Dr. Küçükdurmaz, şu bilgileri paylaştı: “Sünnet derisi altında toplanan
bakteriler hastalığa neden olabilmektedir. Yapılan çalışmalarda sünnetin idrar
yolu enfeksiyonu geçirme riskini yüzde 80-90 oranında azalttığı ortaya
konmuştur. Bu nedenle erkek çocukların, özellikle de bir kez ateşli idrar yolu
enfeksiyonu geçiren çocukların bir yaşından önce sünnet edilmesi
önerilmektedir.”
Soğuk hava gibi
dış etkenlerin vücudun bağışıklık sistemini zayıflatabileceğini ve idrar
yollarındaki kan akımını azaltarak veya mikroorganizmaları vücut dışına atmaya
yardımcı mekanizmaların çalışmasını engelleyerek enfeksiyonlara zemin
hazırlayabileceğini anlatan Doç. Dr. Küçükdurmaz, “Bu yüzden kış aylarında
idrar yolu enfeksiyonlarında artışlar görülebilir. Farklı hastalıklar
sebebiyle, gereksiz antibiyotik kullanımı da idrar yolları enfeksiyonlarını
tetikleyen bir başka etkendir” diye konuştu.
ENFEKSİYONUN ALTINDA YATAN SEBEPLER
ARAŞTIRILMALI
Hastalığın
tanısı için ilk olarak idrar tahlili ve idrar kültürü yapıldığını ifade eden
Doç.
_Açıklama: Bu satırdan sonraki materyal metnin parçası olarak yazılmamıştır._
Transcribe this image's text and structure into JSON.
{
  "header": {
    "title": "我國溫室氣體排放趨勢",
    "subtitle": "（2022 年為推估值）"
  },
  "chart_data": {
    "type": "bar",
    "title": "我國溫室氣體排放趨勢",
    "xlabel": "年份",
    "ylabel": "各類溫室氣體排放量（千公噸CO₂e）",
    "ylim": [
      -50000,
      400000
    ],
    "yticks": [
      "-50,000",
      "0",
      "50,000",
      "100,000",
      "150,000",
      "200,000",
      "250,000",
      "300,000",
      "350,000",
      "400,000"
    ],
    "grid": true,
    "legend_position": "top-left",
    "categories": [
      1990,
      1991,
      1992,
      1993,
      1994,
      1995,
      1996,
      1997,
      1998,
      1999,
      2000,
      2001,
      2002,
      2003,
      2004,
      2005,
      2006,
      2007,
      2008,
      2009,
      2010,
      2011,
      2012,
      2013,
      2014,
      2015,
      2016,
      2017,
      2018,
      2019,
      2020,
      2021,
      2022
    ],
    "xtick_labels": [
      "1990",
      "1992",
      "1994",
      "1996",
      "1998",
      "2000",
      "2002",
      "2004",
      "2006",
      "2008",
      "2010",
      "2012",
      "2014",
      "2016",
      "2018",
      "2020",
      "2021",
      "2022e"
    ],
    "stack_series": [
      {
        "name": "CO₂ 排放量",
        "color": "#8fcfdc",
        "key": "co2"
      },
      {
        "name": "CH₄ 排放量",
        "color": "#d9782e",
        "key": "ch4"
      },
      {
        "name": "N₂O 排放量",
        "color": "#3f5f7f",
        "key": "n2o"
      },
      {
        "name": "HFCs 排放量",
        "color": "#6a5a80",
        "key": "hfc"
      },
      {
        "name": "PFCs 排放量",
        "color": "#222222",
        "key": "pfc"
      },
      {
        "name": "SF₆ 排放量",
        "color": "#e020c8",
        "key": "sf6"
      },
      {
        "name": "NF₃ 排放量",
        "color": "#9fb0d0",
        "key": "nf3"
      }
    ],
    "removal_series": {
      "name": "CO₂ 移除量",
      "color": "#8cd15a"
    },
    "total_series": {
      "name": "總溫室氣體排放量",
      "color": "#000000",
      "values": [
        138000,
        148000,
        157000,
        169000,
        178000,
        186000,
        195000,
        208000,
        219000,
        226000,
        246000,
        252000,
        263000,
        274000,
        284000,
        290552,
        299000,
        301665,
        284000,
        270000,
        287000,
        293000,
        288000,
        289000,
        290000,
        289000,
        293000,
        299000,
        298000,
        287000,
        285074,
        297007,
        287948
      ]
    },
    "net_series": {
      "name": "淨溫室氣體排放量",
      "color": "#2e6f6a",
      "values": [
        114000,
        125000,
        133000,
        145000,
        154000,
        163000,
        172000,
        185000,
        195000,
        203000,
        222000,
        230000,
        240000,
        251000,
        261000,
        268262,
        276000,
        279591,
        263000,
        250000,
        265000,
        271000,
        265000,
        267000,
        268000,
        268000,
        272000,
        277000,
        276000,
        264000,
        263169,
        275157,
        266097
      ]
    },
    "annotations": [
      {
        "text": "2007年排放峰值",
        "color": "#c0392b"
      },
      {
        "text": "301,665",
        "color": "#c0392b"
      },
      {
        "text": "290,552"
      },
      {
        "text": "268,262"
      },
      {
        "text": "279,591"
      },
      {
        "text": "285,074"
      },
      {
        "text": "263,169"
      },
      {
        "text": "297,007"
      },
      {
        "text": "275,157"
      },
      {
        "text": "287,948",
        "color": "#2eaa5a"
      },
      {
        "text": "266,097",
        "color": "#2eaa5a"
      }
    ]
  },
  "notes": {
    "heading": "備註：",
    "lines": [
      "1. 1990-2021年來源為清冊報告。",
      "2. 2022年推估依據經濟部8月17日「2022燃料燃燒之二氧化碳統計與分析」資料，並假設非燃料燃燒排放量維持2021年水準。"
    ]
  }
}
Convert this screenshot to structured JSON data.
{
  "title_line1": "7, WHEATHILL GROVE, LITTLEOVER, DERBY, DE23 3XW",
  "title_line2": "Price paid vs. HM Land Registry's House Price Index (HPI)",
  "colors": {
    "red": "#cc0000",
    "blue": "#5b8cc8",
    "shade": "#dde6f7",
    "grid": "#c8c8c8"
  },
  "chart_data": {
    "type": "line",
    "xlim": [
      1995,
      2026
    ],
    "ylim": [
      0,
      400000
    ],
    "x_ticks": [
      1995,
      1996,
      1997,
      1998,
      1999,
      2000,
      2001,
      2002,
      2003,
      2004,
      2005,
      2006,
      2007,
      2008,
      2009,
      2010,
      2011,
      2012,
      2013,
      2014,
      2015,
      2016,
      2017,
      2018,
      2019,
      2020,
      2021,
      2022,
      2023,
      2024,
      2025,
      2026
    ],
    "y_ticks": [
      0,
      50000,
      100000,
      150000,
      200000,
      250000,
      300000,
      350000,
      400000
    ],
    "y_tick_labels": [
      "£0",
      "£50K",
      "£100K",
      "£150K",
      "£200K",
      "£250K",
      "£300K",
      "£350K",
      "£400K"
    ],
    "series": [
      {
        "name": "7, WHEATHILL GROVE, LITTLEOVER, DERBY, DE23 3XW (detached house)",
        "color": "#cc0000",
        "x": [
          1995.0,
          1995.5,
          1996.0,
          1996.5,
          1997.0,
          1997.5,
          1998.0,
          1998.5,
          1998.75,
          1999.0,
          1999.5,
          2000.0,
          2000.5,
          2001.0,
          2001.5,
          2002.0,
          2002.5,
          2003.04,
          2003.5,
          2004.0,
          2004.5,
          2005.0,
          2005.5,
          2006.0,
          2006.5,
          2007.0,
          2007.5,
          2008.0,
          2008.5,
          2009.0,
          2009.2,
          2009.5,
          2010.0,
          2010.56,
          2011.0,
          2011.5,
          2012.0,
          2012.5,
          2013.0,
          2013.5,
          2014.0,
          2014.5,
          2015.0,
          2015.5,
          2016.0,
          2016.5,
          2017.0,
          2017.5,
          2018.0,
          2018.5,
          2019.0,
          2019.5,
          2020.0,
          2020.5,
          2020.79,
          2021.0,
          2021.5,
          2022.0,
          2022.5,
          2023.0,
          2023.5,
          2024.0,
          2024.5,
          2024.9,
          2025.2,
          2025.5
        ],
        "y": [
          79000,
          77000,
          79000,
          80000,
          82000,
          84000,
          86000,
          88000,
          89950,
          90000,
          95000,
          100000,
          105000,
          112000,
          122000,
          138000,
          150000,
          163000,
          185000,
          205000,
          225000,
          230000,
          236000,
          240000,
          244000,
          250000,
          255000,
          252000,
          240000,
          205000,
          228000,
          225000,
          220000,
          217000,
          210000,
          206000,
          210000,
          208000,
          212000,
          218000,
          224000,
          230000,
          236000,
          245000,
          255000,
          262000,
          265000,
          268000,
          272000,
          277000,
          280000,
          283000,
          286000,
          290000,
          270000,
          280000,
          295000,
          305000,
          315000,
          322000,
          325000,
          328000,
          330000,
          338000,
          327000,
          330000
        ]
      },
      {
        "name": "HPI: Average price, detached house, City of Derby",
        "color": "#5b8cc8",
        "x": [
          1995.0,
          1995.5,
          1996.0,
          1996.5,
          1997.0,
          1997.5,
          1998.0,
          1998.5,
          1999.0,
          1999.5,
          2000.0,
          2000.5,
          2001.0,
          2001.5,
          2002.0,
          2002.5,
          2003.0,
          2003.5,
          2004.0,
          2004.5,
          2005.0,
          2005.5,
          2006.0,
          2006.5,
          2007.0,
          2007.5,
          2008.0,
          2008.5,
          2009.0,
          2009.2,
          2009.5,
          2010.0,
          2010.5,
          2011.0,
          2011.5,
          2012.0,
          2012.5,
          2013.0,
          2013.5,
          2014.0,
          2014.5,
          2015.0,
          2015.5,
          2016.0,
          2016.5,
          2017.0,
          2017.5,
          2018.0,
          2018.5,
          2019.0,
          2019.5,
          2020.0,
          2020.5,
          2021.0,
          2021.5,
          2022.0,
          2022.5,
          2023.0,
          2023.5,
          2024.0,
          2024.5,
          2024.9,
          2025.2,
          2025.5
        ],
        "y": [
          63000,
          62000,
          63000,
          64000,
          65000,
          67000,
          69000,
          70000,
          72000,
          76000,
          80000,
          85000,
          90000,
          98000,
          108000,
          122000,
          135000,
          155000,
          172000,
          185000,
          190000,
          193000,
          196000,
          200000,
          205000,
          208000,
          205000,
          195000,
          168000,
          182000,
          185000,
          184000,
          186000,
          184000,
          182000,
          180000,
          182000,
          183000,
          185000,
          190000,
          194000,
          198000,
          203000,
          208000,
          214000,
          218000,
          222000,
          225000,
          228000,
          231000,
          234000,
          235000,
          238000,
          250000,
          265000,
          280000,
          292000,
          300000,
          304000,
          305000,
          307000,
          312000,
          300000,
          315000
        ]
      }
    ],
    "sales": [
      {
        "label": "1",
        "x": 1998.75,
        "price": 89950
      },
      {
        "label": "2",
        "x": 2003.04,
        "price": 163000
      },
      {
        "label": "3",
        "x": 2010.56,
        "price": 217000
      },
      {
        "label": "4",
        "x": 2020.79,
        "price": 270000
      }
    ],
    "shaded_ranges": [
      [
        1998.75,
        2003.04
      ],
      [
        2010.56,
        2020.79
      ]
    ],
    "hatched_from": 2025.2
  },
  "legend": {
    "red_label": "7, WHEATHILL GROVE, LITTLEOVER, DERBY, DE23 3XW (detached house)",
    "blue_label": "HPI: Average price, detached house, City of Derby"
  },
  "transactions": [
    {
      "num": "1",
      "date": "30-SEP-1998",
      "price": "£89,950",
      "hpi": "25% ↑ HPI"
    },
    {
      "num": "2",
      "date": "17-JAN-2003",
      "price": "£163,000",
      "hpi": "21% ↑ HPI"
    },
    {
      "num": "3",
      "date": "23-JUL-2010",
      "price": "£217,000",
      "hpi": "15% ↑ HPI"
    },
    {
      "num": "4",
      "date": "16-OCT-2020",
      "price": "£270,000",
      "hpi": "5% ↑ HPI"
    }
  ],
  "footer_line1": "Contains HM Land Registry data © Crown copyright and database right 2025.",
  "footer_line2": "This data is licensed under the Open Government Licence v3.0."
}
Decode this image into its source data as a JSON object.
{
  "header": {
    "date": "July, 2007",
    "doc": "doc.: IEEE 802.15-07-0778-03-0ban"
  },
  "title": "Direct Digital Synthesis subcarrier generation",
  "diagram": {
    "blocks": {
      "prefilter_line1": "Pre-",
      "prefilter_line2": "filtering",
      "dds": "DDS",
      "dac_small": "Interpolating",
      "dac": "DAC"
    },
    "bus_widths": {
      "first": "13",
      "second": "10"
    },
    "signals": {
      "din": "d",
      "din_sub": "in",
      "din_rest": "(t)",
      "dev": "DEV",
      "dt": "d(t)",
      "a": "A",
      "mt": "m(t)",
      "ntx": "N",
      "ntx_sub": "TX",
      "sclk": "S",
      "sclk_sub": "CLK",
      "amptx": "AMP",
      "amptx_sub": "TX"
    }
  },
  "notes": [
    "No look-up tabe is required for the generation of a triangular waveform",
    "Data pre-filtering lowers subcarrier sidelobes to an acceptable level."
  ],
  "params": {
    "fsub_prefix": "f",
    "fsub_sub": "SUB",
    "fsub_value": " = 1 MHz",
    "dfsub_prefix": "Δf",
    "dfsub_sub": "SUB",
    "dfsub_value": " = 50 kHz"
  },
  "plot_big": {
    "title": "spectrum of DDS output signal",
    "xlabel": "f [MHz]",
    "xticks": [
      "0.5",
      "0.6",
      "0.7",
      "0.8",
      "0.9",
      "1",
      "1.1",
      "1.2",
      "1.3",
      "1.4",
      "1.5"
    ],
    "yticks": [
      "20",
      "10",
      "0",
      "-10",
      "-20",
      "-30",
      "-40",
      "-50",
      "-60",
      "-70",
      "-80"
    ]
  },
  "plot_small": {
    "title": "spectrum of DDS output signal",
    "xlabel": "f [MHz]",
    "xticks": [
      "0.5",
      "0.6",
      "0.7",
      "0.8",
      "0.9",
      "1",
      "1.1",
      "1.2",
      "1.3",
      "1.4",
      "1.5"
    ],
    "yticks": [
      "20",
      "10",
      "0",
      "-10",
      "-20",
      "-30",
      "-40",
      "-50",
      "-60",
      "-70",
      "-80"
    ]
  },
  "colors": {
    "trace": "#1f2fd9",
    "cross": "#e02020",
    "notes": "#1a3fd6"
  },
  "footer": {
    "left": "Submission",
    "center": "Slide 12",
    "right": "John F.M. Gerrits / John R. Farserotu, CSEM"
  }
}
Dr. Küçükdurmaz, enfeksiyonun altında yatan nedenlerin araştırılmasının
çok önemli olduğunun altını çizdi.
Ateşli ya da
tekrarlayan idrar yolu enfeksiyonlarında (yılda üçten fazla) altta yatan
ürolojik bir sorun olup olmadığının mutlaka araştırılması gerektiğine dikkati
çeken Doç. Dr. Küçükdurmaz, sözlerini şöyle sürdürdü: “Bu hastalarda mesaneden
böbreğe idrar kaçağı (vezikoüreteral reflü), üreteropelvik bileşke tıkanıklığı,
böbrek ya da idrar kanallarında taş veya farklı bir lezyon olabileceği göz
önünde bulundurulmalı ve böyle çocuklar çocuk ürolojisi ile ilgilenen hekimlere
yönlendirilmelidir. Çocuk hangi yaşta olursa olsun, idrar yolu enfeksiyonun
kaynağının araştırılması büyük önem taşır.”
DOĞRU VE UYGUN TEDAVİ OLDUKÇA ÖNEMLİDİR
İdrar yolu
enfeksiyonun tedavisi ve korunma yollarına değinen Doç. Dr. Küçükdurmaz,
hastalığın tedavisine başlamadan önce çocukta işeme disfonksiyonu belirtileri
(idrarını uzun süre tutma, işemeyi erteleme, altına kaçırma) olup olmadığının
mutlaka değerlendirilmesini önerdi.
Enfeksiyonun ortadan kaldırılması için antibiyotikler kullanılması gerektiğini vurgulayan Doç. Dr. Küçükdurmaz, sözlerini şöyle tamamladı: “Antibiyotik seçiminde ampirik tedaviye başlanırken ilaç direnç oranlarının da mutlaka göz önünde bulundurulması gerekmektedir. Genellikle ilaç kullanılmaya başlandıktan 2 gün sonra şikâyetler azalmaya başlar. Bu sırada doğru antibiyotik kullanımına dikkat edilmeli, tedavi yarım bırakılmamalıdır. 7-10 günlük tedavinin sonunda yeni bir idrar tahlili ile tedavinin seyri belirlenmelidir. Çocuklarda idrar yolları enfeksiyonlarının tekrarlama riskinin olduğu akılda tutulmalı; hastalığın belirtileri görüldüğünde zaman kaybetmeden gerekli tahlil ve tedaviler için doktora başvurulmalıdır.”